According to promotional material, the book, "Lindbergh vs. Roosevelt: The Rivalry That Divided America" by James Duffy, argues that Lindbergh was the target of a "vicious personal vendetta by President Roosevelt" that "blighted his reputation forever." FDR's campaign, the book argues, also amounted to a "modern-day playbook for the Left and their attack on those who speak out against them."
We can't fully judge the book until we've read it. But the book jacket explicitly says:
This groundbreaking book reveals: ... Why the popular belief that Lindbergh was an anti–Semite is absolutely wrong
Lindbergh's leading role in the America First Committee, which argued strongly against U.S. involvement in what would become World War II, is well known. But what about the anti-Semitism question?

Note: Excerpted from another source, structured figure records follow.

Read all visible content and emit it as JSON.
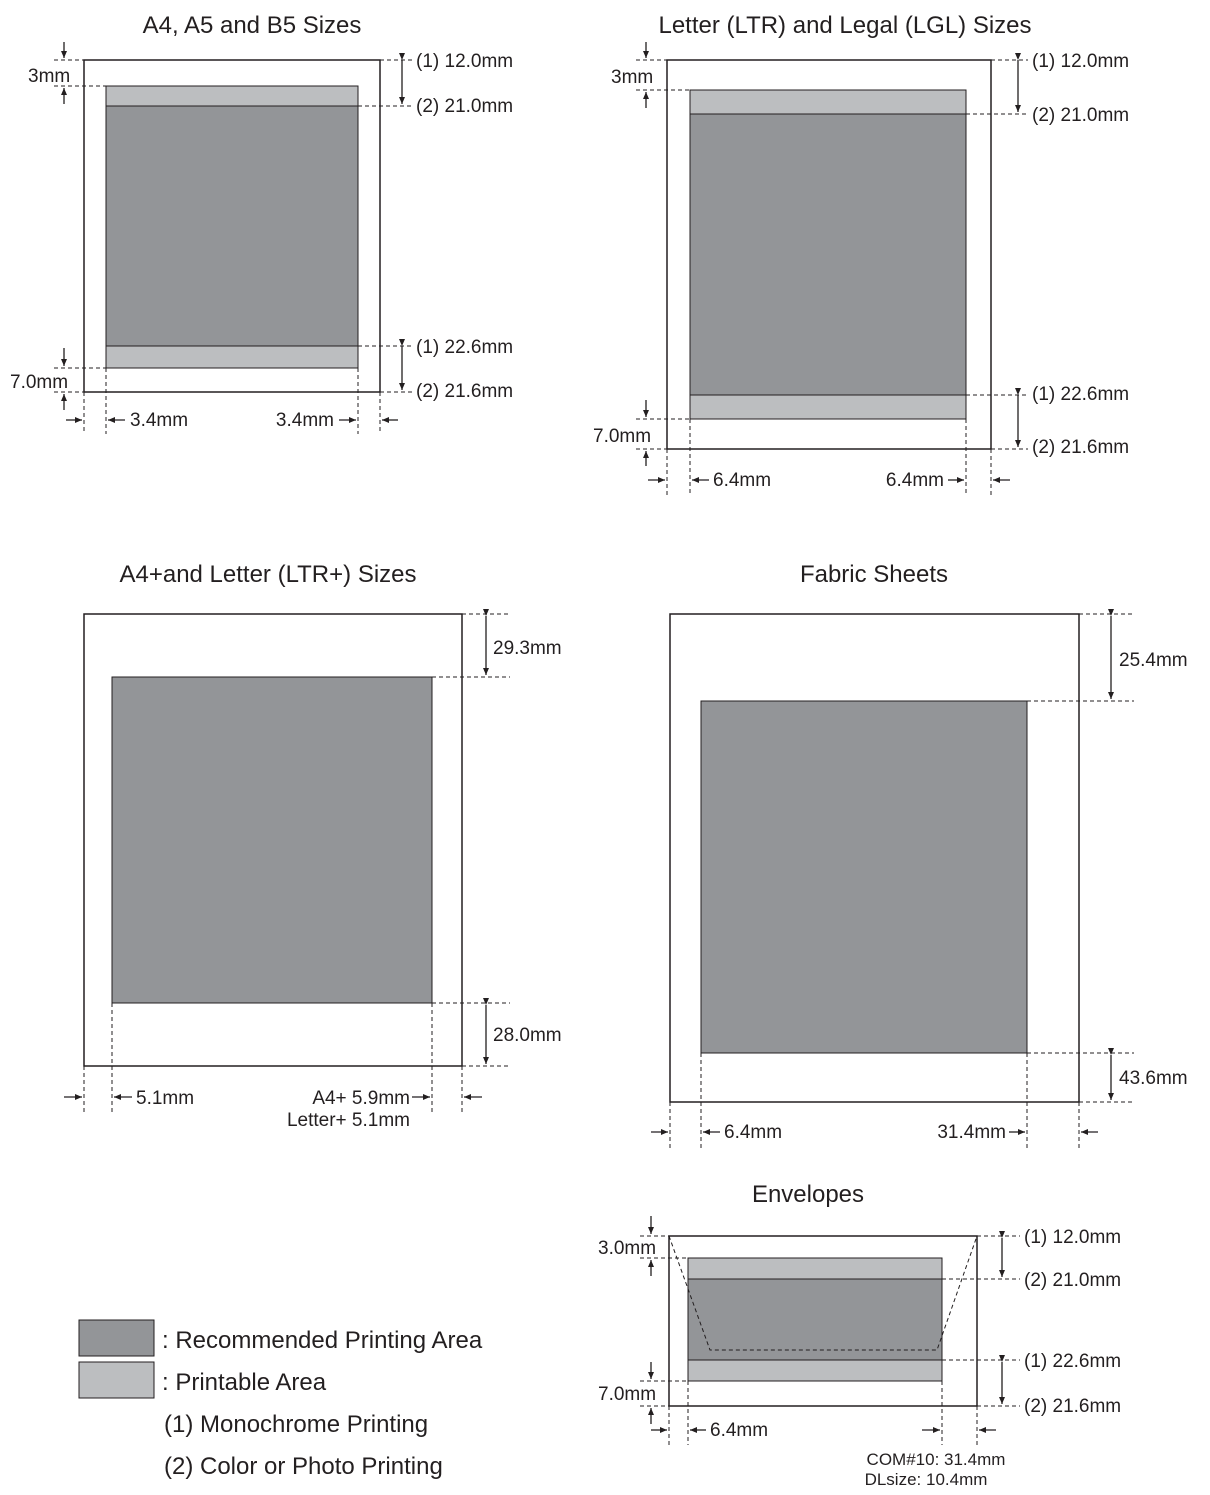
{
  "colors": {
    "recommended_area": "#939598",
    "printable_area": "#bcbec0",
    "line": "#231f20"
  },
  "a4": {
    "title": "A4, A5 and B5 Sizes",
    "top_margin": "3mm",
    "mono_top": "(1) 12.0mm",
    "color_top": "(2) 21.0mm",
    "mono_bottom": "(1) 22.6mm",
    "color_bottom": "(2) 21.6mm",
    "bottom_margin": "7.0mm",
    "left": "3.4mm",
    "right": "3.4mm"
  },
  "letter": {
    "title": "Letter (LTR) and Legal (LGL) Sizes",
    "top_margin": "3mm",
    "mono_top": "(1) 12.0mm",
    "color_top": "(2) 21.0mm",
    "mono_bottom": "(1) 22.6mm",
    "color_bottom": "(2) 21.6mm",
    "bottom_margin": "7.0mm",
    "left": "6.4mm",
    "right": "6.4mm"
  },
  "a4plus": {
    "title": "A4+and Letter (LTR+) Sizes",
    "top": "29.3mm",
    "bottom": "28.0mm",
    "left": "5.1mm",
    "right_a4": "A4+ 5.9mm",
    "right_letter": "Letter+ 5.1mm"
  },
  "fabric": {
    "title": "Fabric Sheets",
    "top": "25.4mm",
    "bottom": "43.6mm",
    "left": "6.4mm",
    "right": "31.4mm"
  },
  "envelopes": {
    "title": "Envelopes",
    "top_margin": "3.0mm",
    "mono_top": "(1) 12.0mm",
    "color_top": "(2) 21.0mm",
    "mono_bottom": "(1) 22.6mm",
    "color_bottom": "(2) 21.6mm",
    "bottom_margin": "7.0mm",
    "left": "6.4mm",
    "right_com": "COM#10: 31.4mm",
    "right_dl": "DLsize: 10.4mm"
  },
  "legend": {
    "recommended": ":  Recommended Printing Area",
    "printable": ":  Printable Area",
    "mono": "(1) Monochrome Printing",
    "color": "(2) Color or Photo Printing"
  }
}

We're not experts on Lindbergh, and obviously he was a major and complex historical figure. However, when we asked City University of New York History Professor David Gordon, who is an expert and has written on the topic, he told us that there's good reason Lindbergh is considered an anti-Semite.

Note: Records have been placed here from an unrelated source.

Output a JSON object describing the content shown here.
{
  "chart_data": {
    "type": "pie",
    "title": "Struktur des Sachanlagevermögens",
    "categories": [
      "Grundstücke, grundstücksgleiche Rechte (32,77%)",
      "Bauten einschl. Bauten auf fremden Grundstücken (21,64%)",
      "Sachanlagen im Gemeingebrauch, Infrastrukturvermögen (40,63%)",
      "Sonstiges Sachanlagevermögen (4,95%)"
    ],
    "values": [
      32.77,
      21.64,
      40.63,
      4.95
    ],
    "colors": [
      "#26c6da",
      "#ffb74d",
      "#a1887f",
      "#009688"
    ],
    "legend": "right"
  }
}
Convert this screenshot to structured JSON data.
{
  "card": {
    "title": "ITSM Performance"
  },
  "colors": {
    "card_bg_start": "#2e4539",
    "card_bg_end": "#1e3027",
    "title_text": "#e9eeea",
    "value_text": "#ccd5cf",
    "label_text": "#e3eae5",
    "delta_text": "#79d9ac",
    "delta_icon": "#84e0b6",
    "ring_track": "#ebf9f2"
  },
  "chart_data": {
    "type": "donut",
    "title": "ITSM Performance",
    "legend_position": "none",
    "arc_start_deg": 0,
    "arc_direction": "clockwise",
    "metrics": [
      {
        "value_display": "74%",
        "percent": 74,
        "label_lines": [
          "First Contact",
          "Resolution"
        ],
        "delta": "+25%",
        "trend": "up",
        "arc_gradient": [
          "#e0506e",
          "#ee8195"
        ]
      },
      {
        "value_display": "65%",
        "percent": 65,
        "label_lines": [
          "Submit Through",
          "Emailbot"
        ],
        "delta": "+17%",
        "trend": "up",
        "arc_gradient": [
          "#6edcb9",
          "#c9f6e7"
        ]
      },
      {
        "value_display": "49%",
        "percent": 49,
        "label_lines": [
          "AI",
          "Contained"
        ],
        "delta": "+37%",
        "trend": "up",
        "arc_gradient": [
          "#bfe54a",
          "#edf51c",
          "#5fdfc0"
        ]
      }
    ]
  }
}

Gordon points first to a famous speech Lindbergh made in Des Moines in September 1941, in which Lindbergh named three parties -- the British, the Roosevelt Administration, and the Jews -- who were pushing for war. He said of the latter group:
Instead of agitating for war, Jews in this country should be opposing it in every way, for they will be the first to feel its consequences. Their greatest danger to this country lies in their large ownership and influence in our motion pictures, our press, our radio and our government.
The speech sparked outrage at the time and became a major self-inflicted blow to Lindbergh's reputation. Still, modern-day Lindbergh defenders like Pat Buchanan have argued that what he was saying in that speech was essentially true.
That defense could not possibly apply to writings in Lindbergh's journal. To wit, an entry from 1939 in which he discusses Jews on board a ship from Europe to America getting sea-sick, and then:
Imagine the United States taking these Jews in addition to those we already have. There are too many in places like New York already. A few Jews add strength and character to a country, but too many create chaos. And we are getting too many.
Regnery has for decades been the unofficial publishing arm of the right-wing of the Republican Party. It recently published, for example, Dinesh D'Souza's book that paints President Obama as a Kenyan anti-colonialist.
In what is probably not the best strategy to attract Jewish voters to the conservative movement, Regnery is promoting "Lindbergh vs. Roosevelt" by playing up supposed parallels to the present, with Obama in the role of villain (Roosevelt), and the conservative opposition in the role of hero (Lindbergh). From a Q&A with author James Duffy:
Regnery: Lindbergh vs. Roosevelt is a history book. Do you think it holds any relevance to current events?
Duffy: Absolutely! The demonization of Lindbergh by FDR and his supporters is being replayed today against people who oppose the policies of Barack Obama. By describing what happened to Lindbergh's reputation, I wanted to issue a warning to all right-thinking and fair-minded people because it is very important that such character abuse and censorship not happen again.